Subject: Biology and Life Sciences - Biochemistry and Molecular Biology

1. Introduction

Over the past years, attempts to associate mutated genomic regions to cancer development have been preferentially focused on protein-coding genes as their functional structure is well studied. Nevertheless, most parts of the genome are non-coding regions, representing the vast majority of transcripts, even though not translated, appeared to perform significant roles in cancer and genetic diseases, and their contribution to tumor initiation and progression has been known by genome-wide association and whole genome/exome studies (1-9). However, despite extensive studies on discovering the relationship between DNA sequence and genomic functions for protein-coding genes, this relationship for non-coding genomic regions is less understood. However, it is now well known that non-coding RNAs are able to contribute to various cellular or regulatory activities in the cell, such as regulating gene expression via interaction with other chromatin regulatory proteins (10) function as enhancers (11, 12), and regulate chromatin structure (13-16). Despite various studies on the impact of non-coding somatic mutations occurring in ncRNAs, the role of such non-coding RNAs has remained underexplored in cancer.

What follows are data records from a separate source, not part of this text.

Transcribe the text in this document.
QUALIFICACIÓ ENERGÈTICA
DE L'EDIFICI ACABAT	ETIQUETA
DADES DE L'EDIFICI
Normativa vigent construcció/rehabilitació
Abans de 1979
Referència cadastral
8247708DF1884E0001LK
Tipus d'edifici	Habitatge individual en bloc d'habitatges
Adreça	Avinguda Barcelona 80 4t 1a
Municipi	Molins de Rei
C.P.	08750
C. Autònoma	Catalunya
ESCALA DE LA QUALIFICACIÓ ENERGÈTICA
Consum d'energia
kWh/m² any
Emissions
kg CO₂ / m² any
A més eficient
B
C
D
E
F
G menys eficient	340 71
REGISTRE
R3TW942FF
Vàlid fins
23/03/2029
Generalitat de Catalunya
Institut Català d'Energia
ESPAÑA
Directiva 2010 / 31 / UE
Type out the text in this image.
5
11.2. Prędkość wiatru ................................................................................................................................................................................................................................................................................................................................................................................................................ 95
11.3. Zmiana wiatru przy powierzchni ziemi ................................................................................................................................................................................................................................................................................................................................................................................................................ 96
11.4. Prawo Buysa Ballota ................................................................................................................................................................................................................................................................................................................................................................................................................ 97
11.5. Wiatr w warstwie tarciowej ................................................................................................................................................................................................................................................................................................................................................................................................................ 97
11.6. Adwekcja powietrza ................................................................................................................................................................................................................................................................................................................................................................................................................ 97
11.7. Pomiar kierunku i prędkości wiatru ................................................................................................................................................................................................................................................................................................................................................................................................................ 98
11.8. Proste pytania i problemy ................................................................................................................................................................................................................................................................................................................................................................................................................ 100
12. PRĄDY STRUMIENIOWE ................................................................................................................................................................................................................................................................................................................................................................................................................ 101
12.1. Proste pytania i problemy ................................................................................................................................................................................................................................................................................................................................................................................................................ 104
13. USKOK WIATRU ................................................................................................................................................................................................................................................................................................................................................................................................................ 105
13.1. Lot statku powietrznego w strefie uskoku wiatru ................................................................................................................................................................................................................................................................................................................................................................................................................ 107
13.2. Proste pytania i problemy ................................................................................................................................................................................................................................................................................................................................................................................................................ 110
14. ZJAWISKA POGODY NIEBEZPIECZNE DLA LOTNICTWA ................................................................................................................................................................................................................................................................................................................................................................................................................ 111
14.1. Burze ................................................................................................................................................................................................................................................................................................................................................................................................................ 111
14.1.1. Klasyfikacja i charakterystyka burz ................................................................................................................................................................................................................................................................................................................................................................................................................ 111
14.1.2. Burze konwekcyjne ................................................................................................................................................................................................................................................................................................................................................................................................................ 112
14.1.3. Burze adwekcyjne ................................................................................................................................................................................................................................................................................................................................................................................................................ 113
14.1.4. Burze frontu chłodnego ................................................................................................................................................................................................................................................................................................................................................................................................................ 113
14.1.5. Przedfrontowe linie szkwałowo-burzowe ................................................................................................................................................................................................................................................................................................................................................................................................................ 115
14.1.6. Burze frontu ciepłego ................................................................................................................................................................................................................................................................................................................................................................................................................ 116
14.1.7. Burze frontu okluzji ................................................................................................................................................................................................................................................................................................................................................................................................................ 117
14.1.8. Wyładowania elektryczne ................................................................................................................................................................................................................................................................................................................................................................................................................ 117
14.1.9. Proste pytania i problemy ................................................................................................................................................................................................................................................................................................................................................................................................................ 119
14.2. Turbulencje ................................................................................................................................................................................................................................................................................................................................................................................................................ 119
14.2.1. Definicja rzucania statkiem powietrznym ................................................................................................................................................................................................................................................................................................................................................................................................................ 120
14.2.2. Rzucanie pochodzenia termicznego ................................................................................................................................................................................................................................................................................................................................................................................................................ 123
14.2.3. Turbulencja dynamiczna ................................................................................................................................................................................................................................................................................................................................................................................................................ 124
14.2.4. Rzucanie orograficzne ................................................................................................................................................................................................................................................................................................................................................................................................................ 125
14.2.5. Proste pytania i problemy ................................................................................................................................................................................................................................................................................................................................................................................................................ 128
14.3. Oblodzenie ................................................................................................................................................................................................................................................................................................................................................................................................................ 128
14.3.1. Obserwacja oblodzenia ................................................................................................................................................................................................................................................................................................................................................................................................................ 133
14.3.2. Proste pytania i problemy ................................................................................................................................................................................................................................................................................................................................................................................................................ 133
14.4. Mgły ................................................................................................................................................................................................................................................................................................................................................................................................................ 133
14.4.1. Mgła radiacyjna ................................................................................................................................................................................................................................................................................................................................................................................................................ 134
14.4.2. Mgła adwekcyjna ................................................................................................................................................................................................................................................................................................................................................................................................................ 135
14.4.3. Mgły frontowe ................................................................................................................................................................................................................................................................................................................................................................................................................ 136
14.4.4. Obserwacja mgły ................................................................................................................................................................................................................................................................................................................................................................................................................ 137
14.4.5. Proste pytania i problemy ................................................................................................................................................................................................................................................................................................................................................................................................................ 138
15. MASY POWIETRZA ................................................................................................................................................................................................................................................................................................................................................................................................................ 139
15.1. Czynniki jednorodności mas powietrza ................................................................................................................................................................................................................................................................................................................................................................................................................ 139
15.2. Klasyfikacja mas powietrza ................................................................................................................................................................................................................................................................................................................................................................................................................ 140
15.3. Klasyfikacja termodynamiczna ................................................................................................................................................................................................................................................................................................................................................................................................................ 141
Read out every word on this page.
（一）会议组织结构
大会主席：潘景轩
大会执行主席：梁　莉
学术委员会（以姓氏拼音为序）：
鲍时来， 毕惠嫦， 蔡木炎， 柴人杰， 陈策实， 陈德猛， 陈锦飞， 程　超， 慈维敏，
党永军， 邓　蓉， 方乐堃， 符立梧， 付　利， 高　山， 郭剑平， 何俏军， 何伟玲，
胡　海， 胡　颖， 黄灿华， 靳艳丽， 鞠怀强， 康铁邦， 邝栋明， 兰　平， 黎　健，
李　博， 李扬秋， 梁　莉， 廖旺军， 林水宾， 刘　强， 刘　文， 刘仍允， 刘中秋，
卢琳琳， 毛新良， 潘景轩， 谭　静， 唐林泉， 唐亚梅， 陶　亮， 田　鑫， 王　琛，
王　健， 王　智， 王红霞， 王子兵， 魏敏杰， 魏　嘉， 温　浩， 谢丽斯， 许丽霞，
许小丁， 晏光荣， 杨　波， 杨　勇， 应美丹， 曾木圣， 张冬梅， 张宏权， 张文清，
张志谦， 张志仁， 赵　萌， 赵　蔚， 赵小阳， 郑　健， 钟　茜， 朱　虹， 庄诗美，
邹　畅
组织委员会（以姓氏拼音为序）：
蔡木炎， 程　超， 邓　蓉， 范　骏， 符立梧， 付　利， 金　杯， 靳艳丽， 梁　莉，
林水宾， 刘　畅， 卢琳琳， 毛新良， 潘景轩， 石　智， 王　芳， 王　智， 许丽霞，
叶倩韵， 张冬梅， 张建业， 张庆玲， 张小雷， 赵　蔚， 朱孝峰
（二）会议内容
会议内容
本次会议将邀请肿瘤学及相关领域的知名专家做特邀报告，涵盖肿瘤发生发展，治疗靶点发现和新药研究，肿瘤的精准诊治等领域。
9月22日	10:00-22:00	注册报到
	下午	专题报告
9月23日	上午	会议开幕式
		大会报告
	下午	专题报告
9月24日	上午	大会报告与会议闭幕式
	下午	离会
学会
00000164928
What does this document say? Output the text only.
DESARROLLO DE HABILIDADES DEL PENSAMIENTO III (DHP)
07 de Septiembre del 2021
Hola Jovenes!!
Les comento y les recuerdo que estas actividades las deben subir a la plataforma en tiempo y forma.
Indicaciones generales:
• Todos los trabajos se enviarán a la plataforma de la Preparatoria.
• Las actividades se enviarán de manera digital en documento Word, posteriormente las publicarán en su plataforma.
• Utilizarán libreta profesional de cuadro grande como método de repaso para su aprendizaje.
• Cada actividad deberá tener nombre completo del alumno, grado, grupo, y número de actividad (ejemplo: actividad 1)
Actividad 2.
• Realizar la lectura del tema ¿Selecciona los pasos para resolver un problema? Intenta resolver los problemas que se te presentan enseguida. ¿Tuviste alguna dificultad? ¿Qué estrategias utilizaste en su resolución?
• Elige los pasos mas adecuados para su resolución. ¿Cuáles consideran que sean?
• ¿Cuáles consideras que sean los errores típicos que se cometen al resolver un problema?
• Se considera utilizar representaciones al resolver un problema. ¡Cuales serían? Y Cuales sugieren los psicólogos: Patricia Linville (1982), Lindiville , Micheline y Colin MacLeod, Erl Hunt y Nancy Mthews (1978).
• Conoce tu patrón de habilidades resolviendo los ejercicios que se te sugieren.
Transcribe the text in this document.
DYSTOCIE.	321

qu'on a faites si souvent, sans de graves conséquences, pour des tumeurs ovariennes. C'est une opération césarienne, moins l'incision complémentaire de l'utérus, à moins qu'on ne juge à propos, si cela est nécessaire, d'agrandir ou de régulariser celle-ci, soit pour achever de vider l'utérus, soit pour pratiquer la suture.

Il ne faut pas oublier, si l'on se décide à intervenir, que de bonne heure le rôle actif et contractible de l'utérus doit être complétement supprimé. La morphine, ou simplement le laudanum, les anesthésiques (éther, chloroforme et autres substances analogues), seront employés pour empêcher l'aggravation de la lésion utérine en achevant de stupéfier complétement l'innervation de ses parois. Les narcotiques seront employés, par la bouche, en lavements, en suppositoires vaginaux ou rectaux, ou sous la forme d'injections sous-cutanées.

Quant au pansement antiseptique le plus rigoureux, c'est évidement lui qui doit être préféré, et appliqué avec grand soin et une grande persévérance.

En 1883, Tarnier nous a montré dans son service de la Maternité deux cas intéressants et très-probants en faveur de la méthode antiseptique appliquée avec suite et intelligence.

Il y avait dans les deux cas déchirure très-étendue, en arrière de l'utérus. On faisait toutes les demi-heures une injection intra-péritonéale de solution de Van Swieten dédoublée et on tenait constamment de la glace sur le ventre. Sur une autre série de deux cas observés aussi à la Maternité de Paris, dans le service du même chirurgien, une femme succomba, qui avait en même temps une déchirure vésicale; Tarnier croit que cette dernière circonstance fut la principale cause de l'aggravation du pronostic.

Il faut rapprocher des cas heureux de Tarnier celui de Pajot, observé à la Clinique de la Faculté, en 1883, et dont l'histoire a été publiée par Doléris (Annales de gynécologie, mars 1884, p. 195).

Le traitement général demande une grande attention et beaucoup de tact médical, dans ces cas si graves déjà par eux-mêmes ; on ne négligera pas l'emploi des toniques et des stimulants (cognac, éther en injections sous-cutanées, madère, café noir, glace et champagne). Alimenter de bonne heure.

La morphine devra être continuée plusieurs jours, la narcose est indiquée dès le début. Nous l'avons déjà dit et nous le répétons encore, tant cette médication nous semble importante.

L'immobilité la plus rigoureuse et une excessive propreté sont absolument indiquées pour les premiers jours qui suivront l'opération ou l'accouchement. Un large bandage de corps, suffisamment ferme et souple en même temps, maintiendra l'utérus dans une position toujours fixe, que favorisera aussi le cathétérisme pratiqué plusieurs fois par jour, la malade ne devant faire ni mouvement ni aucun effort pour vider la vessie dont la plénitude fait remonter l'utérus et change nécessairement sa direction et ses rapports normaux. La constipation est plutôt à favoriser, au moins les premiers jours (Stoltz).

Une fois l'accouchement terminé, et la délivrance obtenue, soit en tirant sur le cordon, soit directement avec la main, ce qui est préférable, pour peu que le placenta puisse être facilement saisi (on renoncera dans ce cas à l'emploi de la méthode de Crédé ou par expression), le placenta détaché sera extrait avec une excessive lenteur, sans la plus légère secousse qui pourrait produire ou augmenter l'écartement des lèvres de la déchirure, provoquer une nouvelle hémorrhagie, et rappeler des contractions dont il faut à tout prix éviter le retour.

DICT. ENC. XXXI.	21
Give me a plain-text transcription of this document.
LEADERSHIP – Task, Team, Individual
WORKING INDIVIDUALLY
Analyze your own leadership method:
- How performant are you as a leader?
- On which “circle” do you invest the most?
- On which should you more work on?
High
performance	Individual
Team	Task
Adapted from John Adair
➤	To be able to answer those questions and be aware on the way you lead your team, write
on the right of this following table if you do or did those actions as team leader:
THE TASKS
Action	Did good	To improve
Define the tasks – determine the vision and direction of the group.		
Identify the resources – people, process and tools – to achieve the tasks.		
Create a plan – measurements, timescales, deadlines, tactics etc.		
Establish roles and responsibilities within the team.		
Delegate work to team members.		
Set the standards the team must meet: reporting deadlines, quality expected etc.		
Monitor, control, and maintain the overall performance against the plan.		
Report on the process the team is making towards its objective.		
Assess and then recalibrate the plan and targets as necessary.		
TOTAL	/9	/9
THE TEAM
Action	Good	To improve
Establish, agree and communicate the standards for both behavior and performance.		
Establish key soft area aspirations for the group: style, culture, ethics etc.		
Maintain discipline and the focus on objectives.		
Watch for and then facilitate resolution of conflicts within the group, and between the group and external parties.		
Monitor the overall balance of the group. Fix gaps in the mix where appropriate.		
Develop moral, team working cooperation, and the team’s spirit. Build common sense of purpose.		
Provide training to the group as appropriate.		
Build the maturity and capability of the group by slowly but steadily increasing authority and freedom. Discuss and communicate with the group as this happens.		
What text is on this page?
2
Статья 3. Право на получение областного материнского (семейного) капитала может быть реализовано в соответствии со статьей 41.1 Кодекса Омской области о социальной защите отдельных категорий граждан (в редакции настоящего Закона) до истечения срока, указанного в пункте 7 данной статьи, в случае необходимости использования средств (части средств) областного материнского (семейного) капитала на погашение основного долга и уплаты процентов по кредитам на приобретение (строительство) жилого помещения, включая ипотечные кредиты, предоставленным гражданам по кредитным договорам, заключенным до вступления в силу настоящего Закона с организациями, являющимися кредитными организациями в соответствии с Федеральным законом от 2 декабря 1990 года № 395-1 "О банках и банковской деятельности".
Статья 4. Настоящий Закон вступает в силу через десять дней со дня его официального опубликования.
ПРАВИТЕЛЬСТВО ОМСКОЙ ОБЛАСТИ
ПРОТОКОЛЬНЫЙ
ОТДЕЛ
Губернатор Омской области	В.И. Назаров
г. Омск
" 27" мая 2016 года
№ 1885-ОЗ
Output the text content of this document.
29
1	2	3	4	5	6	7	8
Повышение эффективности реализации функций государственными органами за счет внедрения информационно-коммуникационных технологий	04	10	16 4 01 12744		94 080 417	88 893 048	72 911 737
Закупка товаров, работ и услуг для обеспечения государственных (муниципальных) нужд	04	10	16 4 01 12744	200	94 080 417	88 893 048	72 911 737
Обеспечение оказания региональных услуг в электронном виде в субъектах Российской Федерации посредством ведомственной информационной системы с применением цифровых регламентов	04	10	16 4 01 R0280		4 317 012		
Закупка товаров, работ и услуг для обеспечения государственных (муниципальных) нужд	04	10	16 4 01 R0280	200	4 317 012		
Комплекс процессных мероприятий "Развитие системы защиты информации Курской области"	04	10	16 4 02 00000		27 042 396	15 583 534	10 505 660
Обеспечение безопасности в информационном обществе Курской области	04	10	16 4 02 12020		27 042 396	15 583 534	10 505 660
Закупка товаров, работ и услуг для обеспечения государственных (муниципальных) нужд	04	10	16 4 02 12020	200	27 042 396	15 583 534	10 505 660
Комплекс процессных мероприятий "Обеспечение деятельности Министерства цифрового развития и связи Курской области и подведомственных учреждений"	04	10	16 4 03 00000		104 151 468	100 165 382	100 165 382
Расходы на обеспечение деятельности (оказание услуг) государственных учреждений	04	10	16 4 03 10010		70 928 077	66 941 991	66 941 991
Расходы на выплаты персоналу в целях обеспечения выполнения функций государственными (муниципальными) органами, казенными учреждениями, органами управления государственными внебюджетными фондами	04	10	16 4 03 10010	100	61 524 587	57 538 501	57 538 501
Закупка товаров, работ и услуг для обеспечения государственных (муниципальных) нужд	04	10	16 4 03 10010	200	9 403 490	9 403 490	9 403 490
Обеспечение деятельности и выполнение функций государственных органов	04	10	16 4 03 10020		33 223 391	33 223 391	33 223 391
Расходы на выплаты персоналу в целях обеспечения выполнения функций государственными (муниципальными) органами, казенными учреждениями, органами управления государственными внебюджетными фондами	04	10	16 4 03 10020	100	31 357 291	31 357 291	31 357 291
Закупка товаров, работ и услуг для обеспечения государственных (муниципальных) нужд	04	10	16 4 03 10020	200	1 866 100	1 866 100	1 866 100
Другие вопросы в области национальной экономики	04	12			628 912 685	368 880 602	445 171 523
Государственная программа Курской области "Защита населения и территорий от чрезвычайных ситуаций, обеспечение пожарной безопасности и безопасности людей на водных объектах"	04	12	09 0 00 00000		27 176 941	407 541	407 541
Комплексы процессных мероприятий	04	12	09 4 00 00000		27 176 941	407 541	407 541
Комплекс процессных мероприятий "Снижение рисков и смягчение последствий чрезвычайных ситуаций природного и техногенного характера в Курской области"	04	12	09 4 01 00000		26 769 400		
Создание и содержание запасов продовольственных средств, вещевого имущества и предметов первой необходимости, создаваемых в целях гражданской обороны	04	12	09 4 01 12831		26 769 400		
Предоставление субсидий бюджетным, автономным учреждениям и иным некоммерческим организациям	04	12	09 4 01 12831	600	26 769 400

Moreover, the emerging of the next-generation sequencing technologies for identifying cancer driver mutations and cancer-associated genomic regions yields the comprehensive publicly available catalogs of mutations in various cancers provided by ICGC and TCGA consortia. The most widely used methods for prioritizing non-coding genes rely on modeling the mutation rates using mutational catalogs in cancer or viral genomes (6, 17-23). Although helping prioritize non-coding mutated regions such as Introns, UTRs, promoters, and mRNAs, the statistical methods modeling mutation rates fail to be fit for ncRNAs, in particular, long noncoding RNAs (lncRNA) as one of the most important classes of non-coding transcripts involved in many cellular processes which the length of these transcripts are highly variable (200 bp to 100 kb).

This paper introduces a new prioritization pipeline (Figure 1), which takes a set of genomic ranges (e.g., non-coding genes) and a comprehensive mutational catalog associated with various cancers. It provides a prioritized list of genomic ranges that are significantly and recurrently mutated in each cancer. Rather than focusing on modeling mutation rates at the nucleotide level, this method calculates a P-value for each genomic region (e.g., a non-coding gene) accounting to two factors: (1) the level of mutation recurrence in the region among samples and (2) the extent to which the mutations in the region are specific to the samples of the cancer of interest comparing to other cancers. This statistical test can be followed by annotating input genomic regions with various functional assays such as disease-related genomic variants and regulatory features (e.g., chromatin marks, ChromHMM predicted promoters enhancers). The whole pipeline is designed as an R package, SomaGene, to provide an integrative assessment of somatic mutations to obtain a list of candidate genomic regions potentially functional in developing cancer. SomaGene can analyze and prioritize any set of genomic regions such as coding and non-coding genes in cancers.

2. Implementation

Statistical framework

Let

M = {m_{1}, m_{2}, \dots, m_{X}}

, be a set of mutational catalogs for

X

cancers, and

R = \{r_{1}, r_{2}, \dots, r_{Y}\}

be the set of

Y

input genomic regions. Using all mutational catalogs, a p-value for the region

r_{y}

in cancer

x

is calculated using a one-sided Fisher’s exact test with the following contingency table:

Table 1. Contingency table for Fisher’s exact test.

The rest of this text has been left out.